- Born: August 19, 2008 (age 17) Dubai, United Arab Emirates
- Known for: Anti-war activism, political imprisonment in Russia

= Arseny Turbin =

Russian teenage political prisoner and anti-war activist

Arseny Turbin (Арсений Турбин, born 19 August 2008) is a Russian teenager and political activist. He became internationally known in 2024 after being sentenced to five years in a juvenile correctional colony in Russia on charges of "participating in a terrorist organization." He is widely regarded by human rights groups and media as one of the youngest political prisoners in modern Russia.

== Early life ==
Turbin was born in Dubai, United Arab Emirates, to a Russian mother and Emirati father. He was raised in Livny, Oryol Oblast, Russia. He was an academically successful student at the Bulhakov Lyceum and aspired to attend MGIMO University. Reports suggest he was bullied for his mixed heritage.

== Activism ==
In 2023, Turbin began posting anti-war content on Telegram, including founding a channel called "Свободная Россия" ("Free Russia") and distributing anti-Putin leaflets. On 1 June 2023, he allegedly emailed the anti-Kremlin military group Freedom of Russia Legion offering to assist with spreading their message, though he later stated that he never completed or submitted their recruitment form.

== Arrest and prosecution ==
On 29 August 2023, Turbin’s home was raided by the FSB, and he was detained on 5 September 2023. He was initially placed under house arrest and later transferred to a pre-trial detention center. In June 2024, the 2nd Western District Military Court in Moscow sentenced him to five years in a juvenile correctional colony under Article 205.5 Part 2 of the Russian Criminal Code (participation in a terrorist organization).
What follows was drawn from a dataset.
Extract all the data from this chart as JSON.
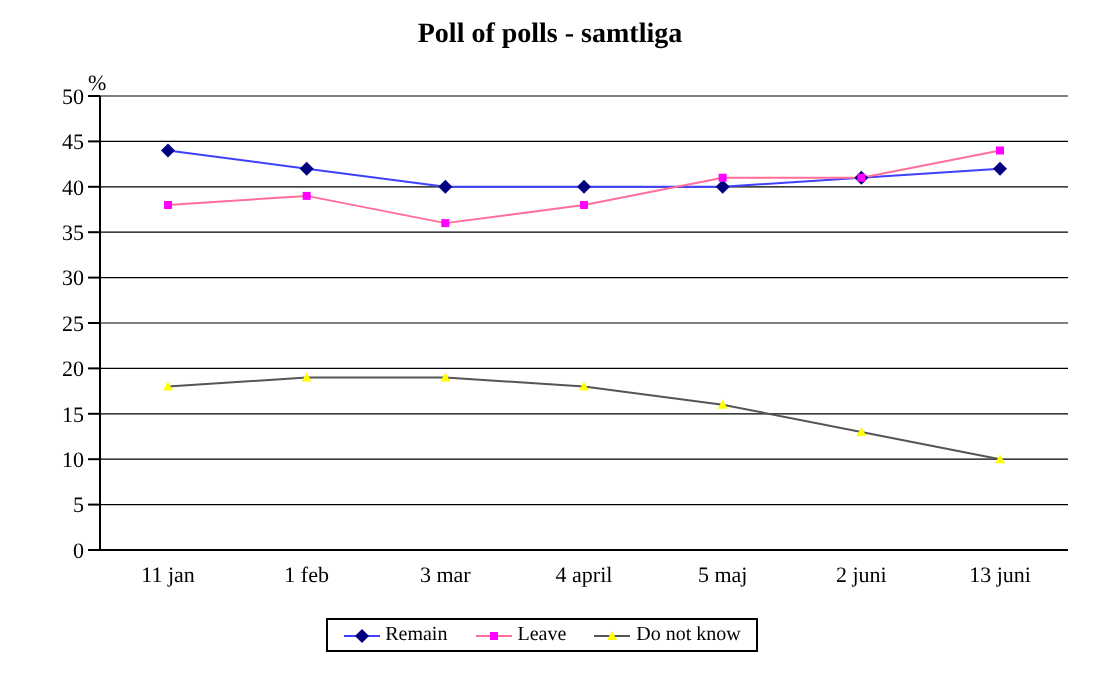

According to Mediazona and The Moscow Times, the prosecution’s evidence was allegedly manipulated, and the FSB misrepresented Turbin’s statements during interrogation.
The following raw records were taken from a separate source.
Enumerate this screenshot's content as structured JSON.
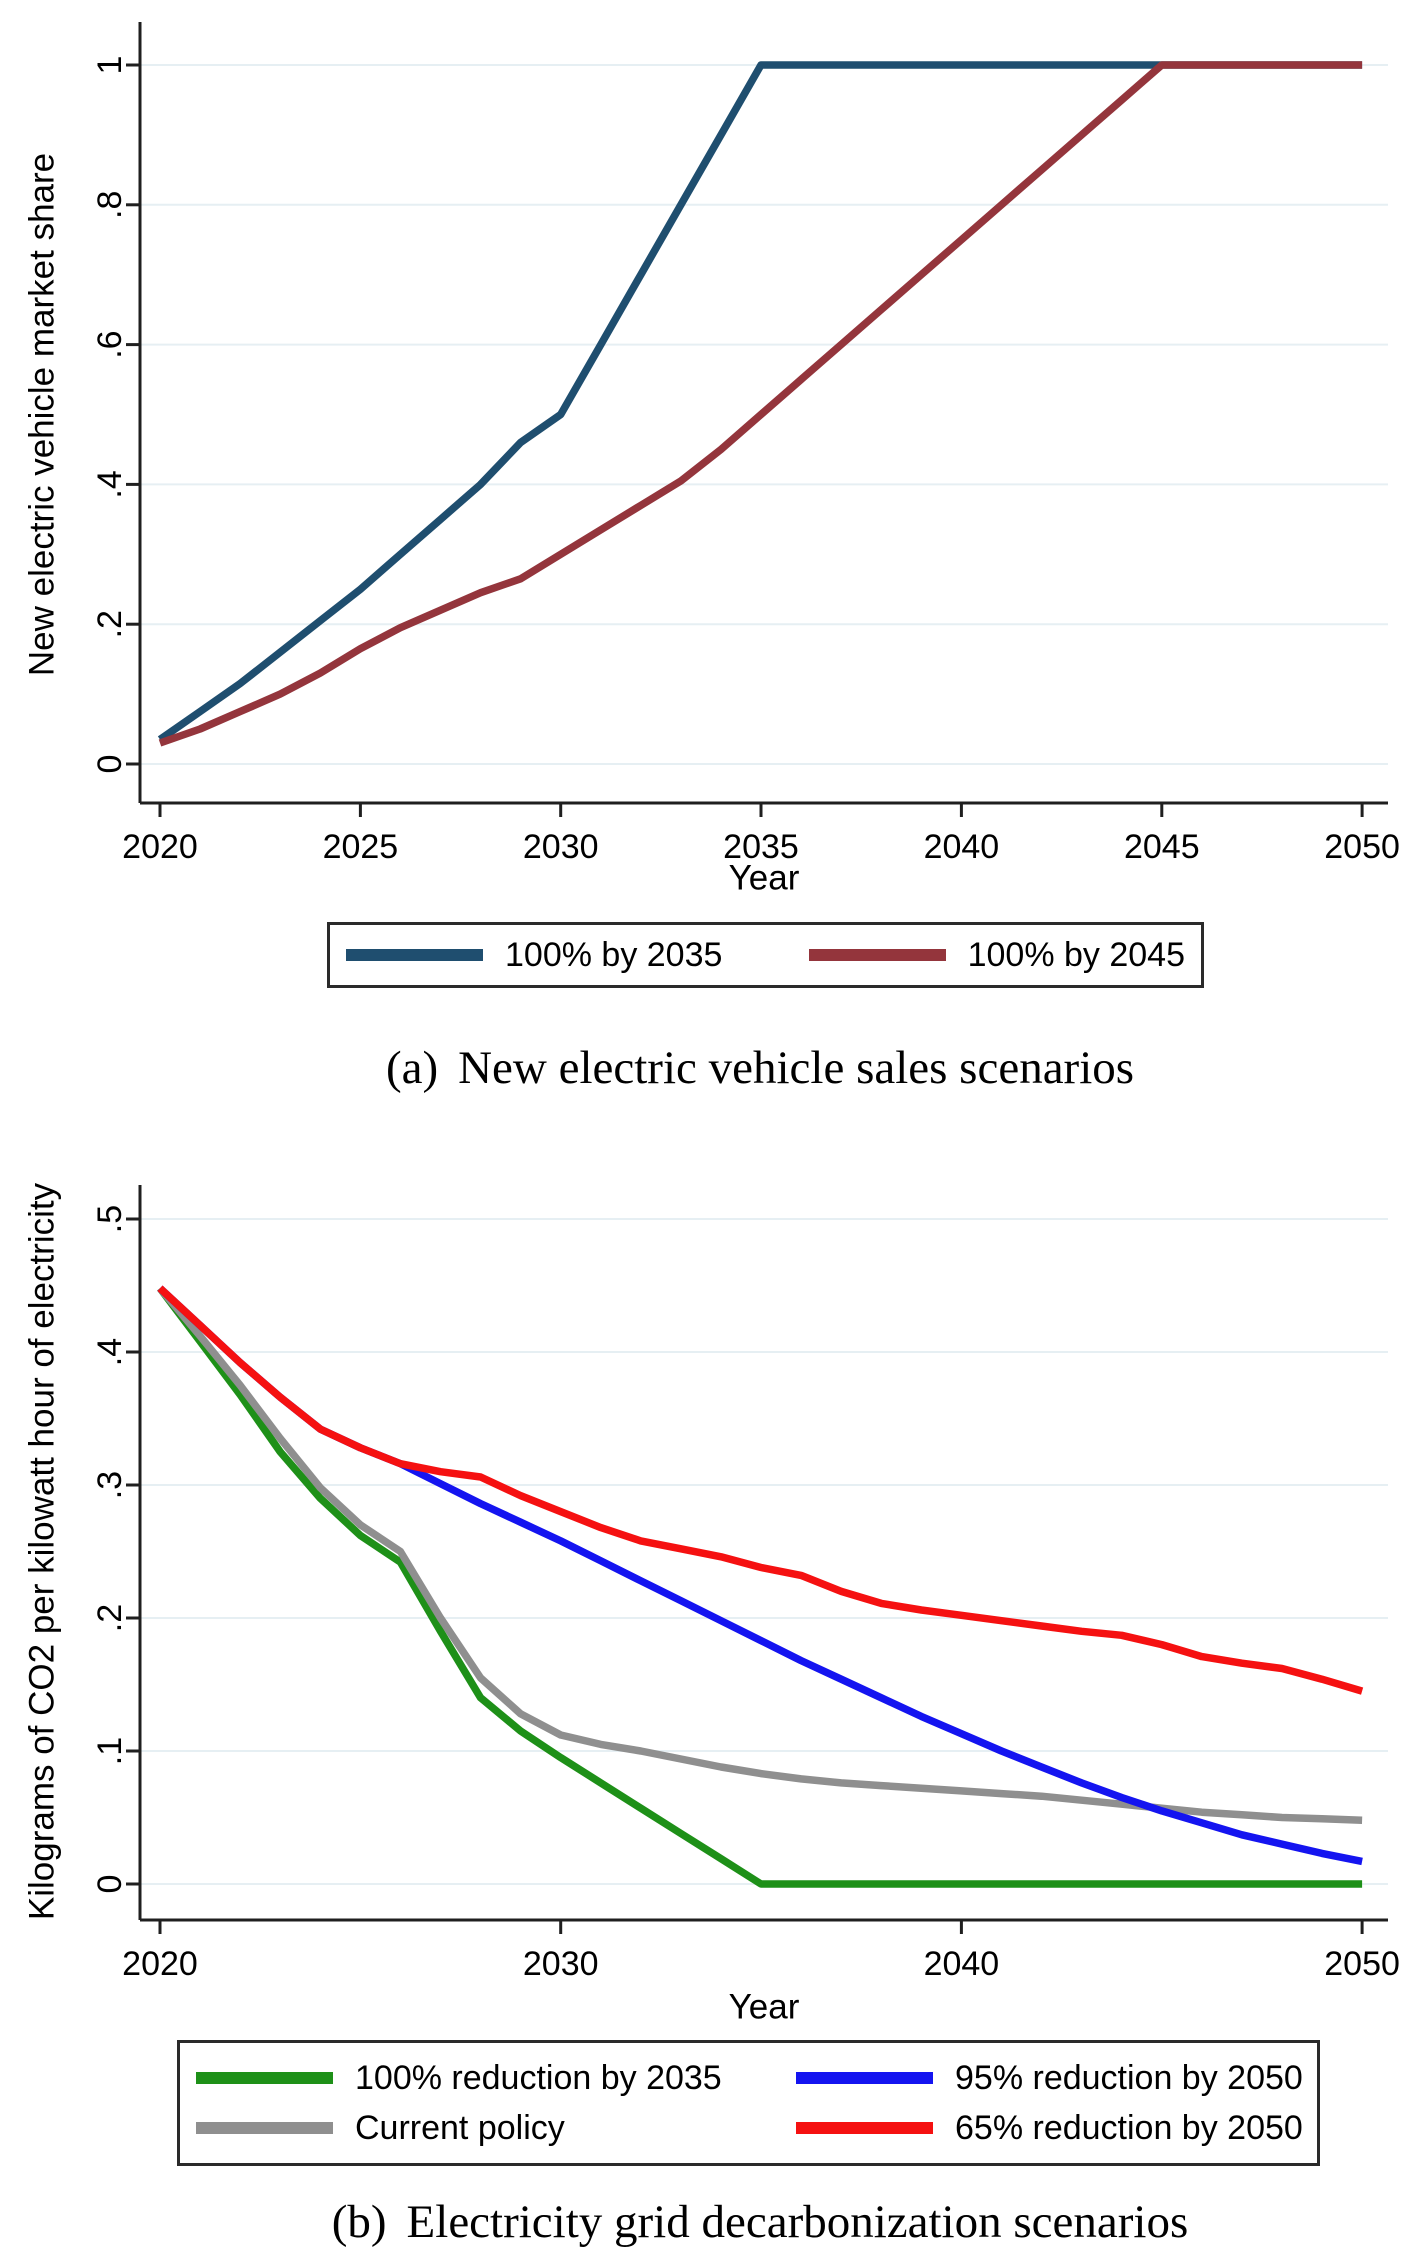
{
  "figure": {
    "captions": [
      {
        "index": "(a)",
        "text": "New electric vehicle sales scenarios"
      },
      {
        "index": "(b)",
        "text": "Electricity grid decarbonization scenarios"
      }
    ]
  },
  "chart_data": [
    {
      "id": "panel-a",
      "type": "line",
      "title": "(a) New electric vehicle sales scenarios",
      "xlabel": "Year",
      "ylabel": "New electric vehicle market share",
      "xlim": [
        2020,
        2050
      ],
      "ylim": [
        0,
        1
      ],
      "xticks": [
        2020,
        2025,
        2030,
        2035,
        2040,
        2045,
        2050
      ],
      "yticks": [
        0,
        0.2,
        0.4,
        0.6,
        0.8,
        1
      ],
      "ytick_labels": [
        "0",
        ".2",
        ".4",
        ".6",
        ".8",
        "1"
      ],
      "grid": true,
      "grid_color": "#E6EFF3",
      "axis_color": "#1f1f1f",
      "legend_position": "bottom",
      "x": [
        2020,
        2021,
        2022,
        2023,
        2024,
        2025,
        2026,
        2027,
        2028,
        2029,
        2030,
        2031,
        2032,
        2033,
        2034,
        2035,
        2036,
        2037,
        2038,
        2039,
        2040,
        2041,
        2042,
        2043,
        2044,
        2045,
        2046,
        2047,
        2048,
        2049,
        2050
      ],
      "series": [
        {
          "name": "100% by 2035",
          "color": "#1F4E6F",
          "values": [
            0.035,
            0.075,
            0.115,
            0.16,
            0.205,
            0.25,
            0.3,
            0.35,
            0.4,
            0.46,
            0.5,
            0.6,
            0.7,
            0.8,
            0.9,
            1,
            1,
            1,
            1,
            1,
            1,
            1,
            1,
            1,
            1,
            1,
            1,
            1,
            1,
            1,
            1
          ]
        },
        {
          "name": "100% by 2045",
          "color": "#94353C",
          "values": [
            0.03,
            0.05,
            0.075,
            0.1,
            0.13,
            0.165,
            0.195,
            0.22,
            0.245,
            0.265,
            0.3,
            0.335,
            0.37,
            0.405,
            0.45,
            0.5,
            0.55,
            0.6,
            0.65,
            0.7,
            0.75,
            0.8,
            0.85,
            0.9,
            0.95,
            1,
            1,
            1,
            1,
            1,
            1
          ]
        }
      ]
    },
    {
      "id": "panel-b",
      "type": "line",
      "title": "(b) Electricity grid decarbonization scenarios",
      "xlabel": "Year",
      "ylabel": "Kilograms of CO2 per kilowatt hour of electricity",
      "xlim": [
        2020,
        2050
      ],
      "ylim": [
        0,
        0.5
      ],
      "xticks": [
        2020,
        2030,
        2040,
        2050
      ],
      "yticks": [
        0,
        0.1,
        0.2,
        0.3,
        0.4,
        0.5
      ],
      "ytick_labels": [
        "0",
        ".1",
        ".2",
        ".3",
        ".4",
        ".5"
      ],
      "grid": true,
      "grid_color": "#E6EFF3",
      "axis_color": "#1f1f1f",
      "legend_position": "bottom",
      "x": [
        2020,
        2021,
        2022,
        2023,
        2024,
        2025,
        2026,
        2027,
        2028,
        2029,
        2030,
        2031,
        2032,
        2033,
        2034,
        2035,
        2036,
        2037,
        2038,
        2039,
        2040,
        2041,
        2042,
        2043,
        2044,
        2045,
        2046,
        2047,
        2048,
        2049,
        2050
      ],
      "series": [
        {
          "name": "100% reduction by 2035",
          "color": "#1E9018",
          "values": [
            0.448,
            0.408,
            0.368,
            0.325,
            0.29,
            0.262,
            0.242,
            0.19,
            0.14,
            0.115,
            0.095,
            0.076,
            0.057,
            0.038,
            0.019,
            0,
            0,
            0,
            0,
            0,
            0,
            0,
            0,
            0,
            0,
            0,
            0,
            0,
            0,
            0,
            0
          ]
        },
        {
          "name": "Current policy",
          "color": "#8F8F8F",
          "values": [
            0.448,
            0.412,
            0.375,
            0.335,
            0.298,
            0.27,
            0.25,
            0.2,
            0.155,
            0.128,
            0.112,
            0.105,
            0.1,
            0.094,
            0.088,
            0.083,
            0.079,
            0.076,
            0.074,
            0.072,
            0.07,
            0.068,
            0.066,
            0.063,
            0.06,
            0.057,
            0.054,
            0.052,
            0.05,
            0.049,
            0.048
          ]
        },
        {
          "name": "95% reduction by 2050",
          "color": "#1414F0",
          "values": [
            0.448,
            0.42,
            0.392,
            0.366,
            0.342,
            0.328,
            0.316,
            0.301,
            0.286,
            0.272,
            0.258,
            0.243,
            0.228,
            0.213,
            0.198,
            0.183,
            0.168,
            0.154,
            0.14,
            0.126,
            0.113,
            0.1,
            0.088,
            0.076,
            0.065,
            0.055,
            0.046,
            0.037,
            0.03,
            0.023,
            0.017
          ]
        },
        {
          "name": "65% reduction by 2050",
          "color": "#F51111",
          "values": [
            0.448,
            0.42,
            0.392,
            0.366,
            0.342,
            0.328,
            0.316,
            0.31,
            0.306,
            0.292,
            0.28,
            0.268,
            0.258,
            0.252,
            0.246,
            0.238,
            0.232,
            0.22,
            0.211,
            0.206,
            0.202,
            0.198,
            0.194,
            0.19,
            0.187,
            0.18,
            0.171,
            0.166,
            0.162,
            0.154,
            0.145
          ]
        }
      ]
    }
  ]
}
Turbin was held at Moscow’s SIZO-5 (Vodnik), where he reported abuse by a cellmate and significant weight loss. In October 2024, he was placed in solitary confinement after a cell dispute and later transferred to a juvenile colony in Perm Krai.

In December 2025, according to his lawyer, a notebook was planted in his locker with A.U.E. writing. They claimed this was an attempt by the Russian authorities to bring a larger sentence, but that it failed and the prison began working on a new case.

On 21 February 2026, a support group advocating for Turbin reported that he was transferred to pre-trial detention, indicating a new criminal case. The defense stated that Turbin was charged with Article 212 - participating in mass riots, and could face 3 to 8 years for the new charge.

== Human rights designation ==
The human rights organization Memorial recognized Turbin as a political prisoner.